I found it quite fascinating. I knew, of course, who William the Conqueror was. The coaches teaching my history classes in school were able to impart that much information to me. And I’d heard of the Bayeux Tapestry, the only surviving tapestry from the time period, and considered one of the primary sources of information (albeit limited) that we have about the events leading up to the invasion. But I’d never really known many of the details about either. Until now.
I have to say, I found this to be a engaging book. The conventional wisdom is that the tapestry shows the invasion of England from the Norman point of view. Bridgeford, through meticulous but entirely readable, historical detective work, builds an alternative interpretation. Throughout the book he builds his case that the Tapestry tells the story of the events leading up to the invasion (leaving out Harold’s defeat of the invading Harald Hardrada of Norway a few days prior to the Battle of Hastings) from the English point of view. Furthermore, he argues that William the Conqueror (also called William le Batard, although not often to his face) isn’t the central figure of the Tapestry. Rather Count Eustace II of Boulogne is.
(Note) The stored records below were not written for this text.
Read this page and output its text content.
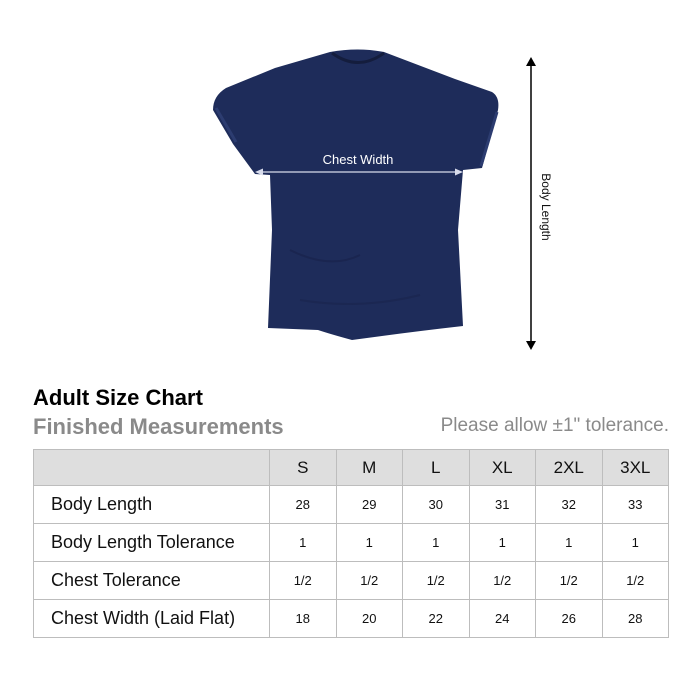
Chest Width
Body Length
Adult Size Chart
Finished Measurements	Please allow ±1" tolerance.
	S	M	L	XL	2XL	3XL
Body Length	28	29	30	31	32	33
Body Length Tolerance	1	1	1	1	1	1
Chest Tolerance	1/2	1/2	1/2	1/2	1/2	1/2
Chest Width (Laid Flat)	18	20	22	24	26	28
|Detail of the Bayeux Tapestry showing Harold’s death|
While much of the argument is speculative, something the author readily admits more than once, he does his best to build his case on existing records and documents. He’s surprisingly thorough and makes his case, at least as far as this nonexpert is concerned, quite consistent, both with itself and with known facts.
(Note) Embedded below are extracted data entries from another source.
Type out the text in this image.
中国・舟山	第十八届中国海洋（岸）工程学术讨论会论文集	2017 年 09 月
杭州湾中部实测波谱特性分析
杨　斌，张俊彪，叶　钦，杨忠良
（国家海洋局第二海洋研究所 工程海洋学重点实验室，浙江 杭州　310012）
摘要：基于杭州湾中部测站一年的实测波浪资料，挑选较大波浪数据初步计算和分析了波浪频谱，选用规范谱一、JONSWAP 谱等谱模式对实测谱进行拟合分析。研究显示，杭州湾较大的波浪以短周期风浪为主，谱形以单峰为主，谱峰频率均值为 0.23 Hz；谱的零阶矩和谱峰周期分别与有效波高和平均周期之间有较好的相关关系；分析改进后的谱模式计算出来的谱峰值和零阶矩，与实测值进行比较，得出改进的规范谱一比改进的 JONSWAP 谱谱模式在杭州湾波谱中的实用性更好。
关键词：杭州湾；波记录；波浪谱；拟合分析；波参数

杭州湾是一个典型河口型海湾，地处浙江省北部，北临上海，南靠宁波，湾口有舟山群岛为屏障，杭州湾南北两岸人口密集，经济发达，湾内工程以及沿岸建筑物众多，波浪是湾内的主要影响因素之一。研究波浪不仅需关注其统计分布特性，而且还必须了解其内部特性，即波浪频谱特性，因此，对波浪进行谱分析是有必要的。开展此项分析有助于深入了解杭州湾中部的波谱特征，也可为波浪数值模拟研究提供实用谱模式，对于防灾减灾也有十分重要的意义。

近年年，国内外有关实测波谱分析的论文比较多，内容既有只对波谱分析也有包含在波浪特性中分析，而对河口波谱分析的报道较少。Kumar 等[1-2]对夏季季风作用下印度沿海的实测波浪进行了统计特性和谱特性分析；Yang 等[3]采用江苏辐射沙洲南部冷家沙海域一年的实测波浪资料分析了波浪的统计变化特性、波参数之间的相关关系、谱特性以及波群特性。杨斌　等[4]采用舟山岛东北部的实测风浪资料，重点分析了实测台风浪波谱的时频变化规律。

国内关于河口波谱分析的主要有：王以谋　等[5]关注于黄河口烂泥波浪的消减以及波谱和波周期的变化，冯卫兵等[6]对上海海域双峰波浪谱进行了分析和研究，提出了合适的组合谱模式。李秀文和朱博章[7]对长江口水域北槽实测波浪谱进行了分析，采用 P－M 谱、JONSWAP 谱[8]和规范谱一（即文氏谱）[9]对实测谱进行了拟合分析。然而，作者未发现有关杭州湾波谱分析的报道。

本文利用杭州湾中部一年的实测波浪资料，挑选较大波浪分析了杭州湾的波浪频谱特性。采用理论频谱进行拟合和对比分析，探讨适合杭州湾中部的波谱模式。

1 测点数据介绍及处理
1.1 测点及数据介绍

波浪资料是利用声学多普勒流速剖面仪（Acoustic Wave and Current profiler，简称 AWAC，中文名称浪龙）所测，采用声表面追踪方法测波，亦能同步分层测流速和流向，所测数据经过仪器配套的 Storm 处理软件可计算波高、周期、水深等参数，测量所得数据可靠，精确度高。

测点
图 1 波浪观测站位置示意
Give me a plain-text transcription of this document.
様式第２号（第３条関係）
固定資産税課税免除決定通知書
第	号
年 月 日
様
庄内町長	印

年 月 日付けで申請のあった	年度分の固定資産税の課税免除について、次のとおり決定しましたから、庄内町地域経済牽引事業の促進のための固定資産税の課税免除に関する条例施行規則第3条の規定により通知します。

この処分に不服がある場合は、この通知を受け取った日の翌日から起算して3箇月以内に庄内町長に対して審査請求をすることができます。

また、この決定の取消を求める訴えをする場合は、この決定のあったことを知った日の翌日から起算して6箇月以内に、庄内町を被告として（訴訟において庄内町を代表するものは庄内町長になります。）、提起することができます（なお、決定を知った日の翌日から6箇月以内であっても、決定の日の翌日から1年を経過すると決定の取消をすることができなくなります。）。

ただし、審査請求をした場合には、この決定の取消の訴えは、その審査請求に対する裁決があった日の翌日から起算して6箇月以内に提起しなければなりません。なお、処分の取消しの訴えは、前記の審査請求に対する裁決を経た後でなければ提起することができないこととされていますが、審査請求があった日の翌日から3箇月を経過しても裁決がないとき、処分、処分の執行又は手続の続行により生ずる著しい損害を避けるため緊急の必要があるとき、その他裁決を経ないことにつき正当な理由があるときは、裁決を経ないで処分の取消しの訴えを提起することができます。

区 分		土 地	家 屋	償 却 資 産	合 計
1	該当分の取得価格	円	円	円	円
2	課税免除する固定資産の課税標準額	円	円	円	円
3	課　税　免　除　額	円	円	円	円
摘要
There are a number of mysteries associated with the Tapestry. To name a few: How did the Tapestry come to Bayeux? How did it manage to survive when no other tapestry from that era has? Who are the four named figures who are not royalty in the tapestry and why are they significant?
Bridgeford addresses all of these at length, providing historical and sociological background. The history of the Tapestry, so far as it’s known, is quite interesting. He does what any good historian should do, or teacher in general for that matter. He makes you want to go and learn more. His prose is easily readable. While there are endnotes, there aren’t so many that they distract from the flow of the text.
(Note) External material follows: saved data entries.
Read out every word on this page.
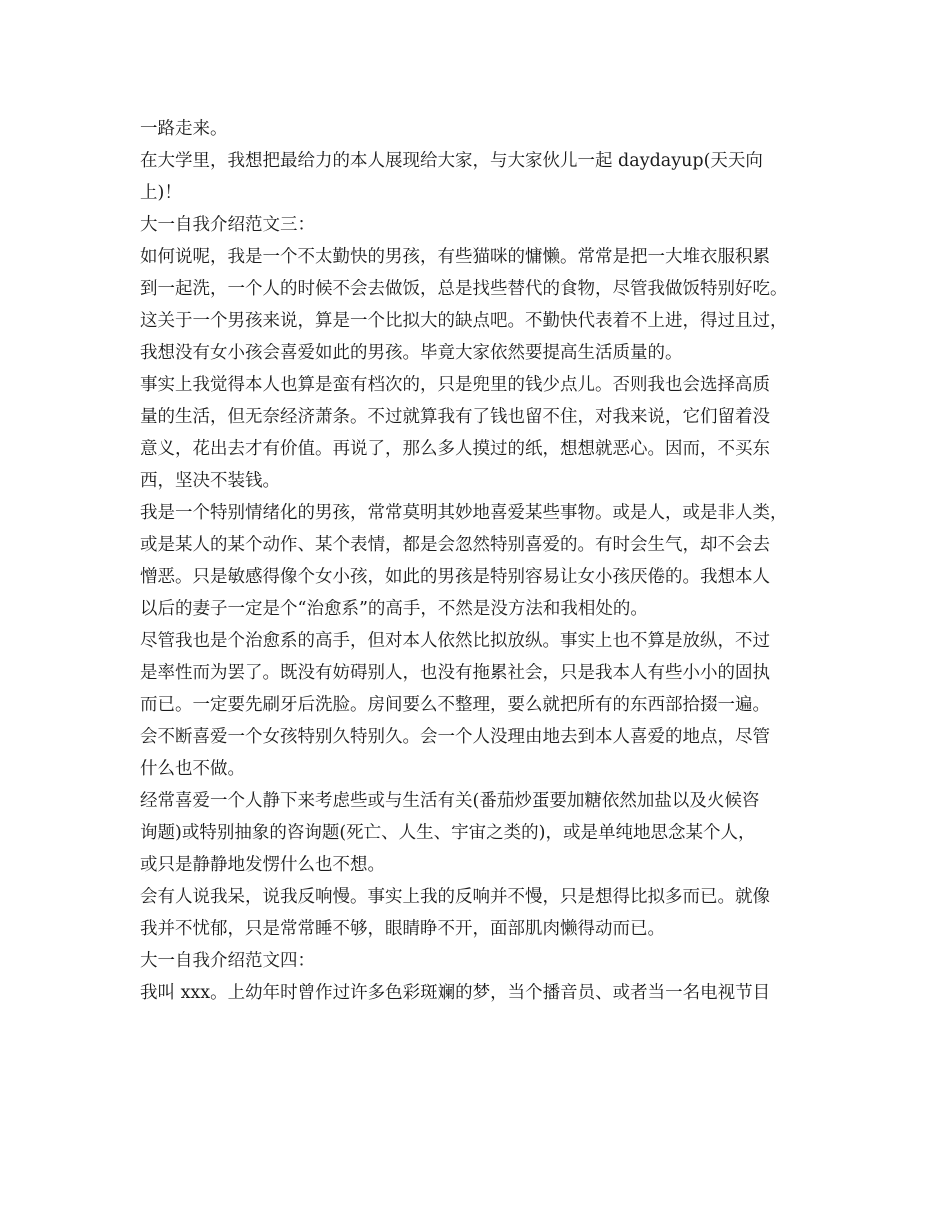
一路走来。
在大学里，我想把最给力的本人展现给大家，与大家伙儿一起 daydayup(天天向
上)！
大一自我介绍范文三：
如何说呢，我是一个不太勤快的男孩，有些猫咪的慵懒。常常是把一大堆衣服积累
到一起洗，一个人的时候不会去做饭，总是找些替代的食物，尽管我做饭特别好吃。
这关于一个男孩来说，算是一个比拟大的缺点吧。不勤快代表着不上进，得过且过，
我想没有女小孩会喜爱如此的男孩。毕竟大家依然要提高生活质量的。
事实上我觉得本人也算是蛮有档次的，只是兜里的钱少点儿。否则我也会选择高质
量的生活，但无奈经济萧条。不过就算我有了钱也留不住，对我来说，它们留着没
意义，花出去才有价值。再说了，那么多人摸过的纸，想想就恶心。因而，不买东
西，坚决不装钱。
我是一个特别情绪化的男孩，常常莫明其妙地喜爱某些事物。或是人，或是非人类，
或是某人的某个动作、某个表情，都是会忽然特别喜爱的。有时会生气，却不会去
憎恶。只是敏感得像个女小孩，如此的男孩是特别容易让女小孩厌倦的。我想本人
以后的妻子一定是个“治愈系”的高手，不然是没方法和我相处的。
尽管我也是个治愈系的高手，但对本人依然比拟放纵。事实上也不算是放纵，不过
是率性而为罢了。既没有妨碍别人，也没有拖累社会，只是我本人有些小小的固执
而已。一定要先刷牙后洗脸。房间要么不整理，要么就把所有的东西部拾掇一遍。
会不断喜爱一个女孩特别久特别久。会一个人没理由地去到本人喜爱的地点，尽管
什么也不做。
经常喜爱一个人静下来考虑些或与生活有关(番茄炒蛋要加糖依然加盐以及火候咨
询题)或特别抽象的咨询题(死亡、人生、宇宙之类的)，或是单纯地思念某个人，
或只是静静地发愣什么也不想。
会有人说我呆，说我反响慢。事实上我的反响并不慢，只是想得比拟多而已。就像
我并不忧郁，只是常常睡不够，眼睛睁不开，面部肌肉懒得动而已。
大一自我介绍范文四：
我叫 xxx。上幼年时曾作过许多色彩斑斓的梦，当个播音员、或者当一名电视节目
I learned a lot from reading this book. There has been some discussion, to use that word somewhat loosely, at various websites over the last few months about the role of women in positions of power throughout history. In providing some of the backstory to the events of 1066, we meet several who were at least, if not more, ruthless than the men.
The only place where I found the argument to be somewhat far-fetched was in the chapter on Turold the dwarf. I’m not saying Bridgeford isn’t right, just that this chapter is the most speculative in nature of all of them.
If you like a good history book that’s easily accessible and well written, then this is a book for you. If you have any interest in this time period, check it out. There’s enough information that a good fantasy writer can probably come away with one or two ideas for a good story.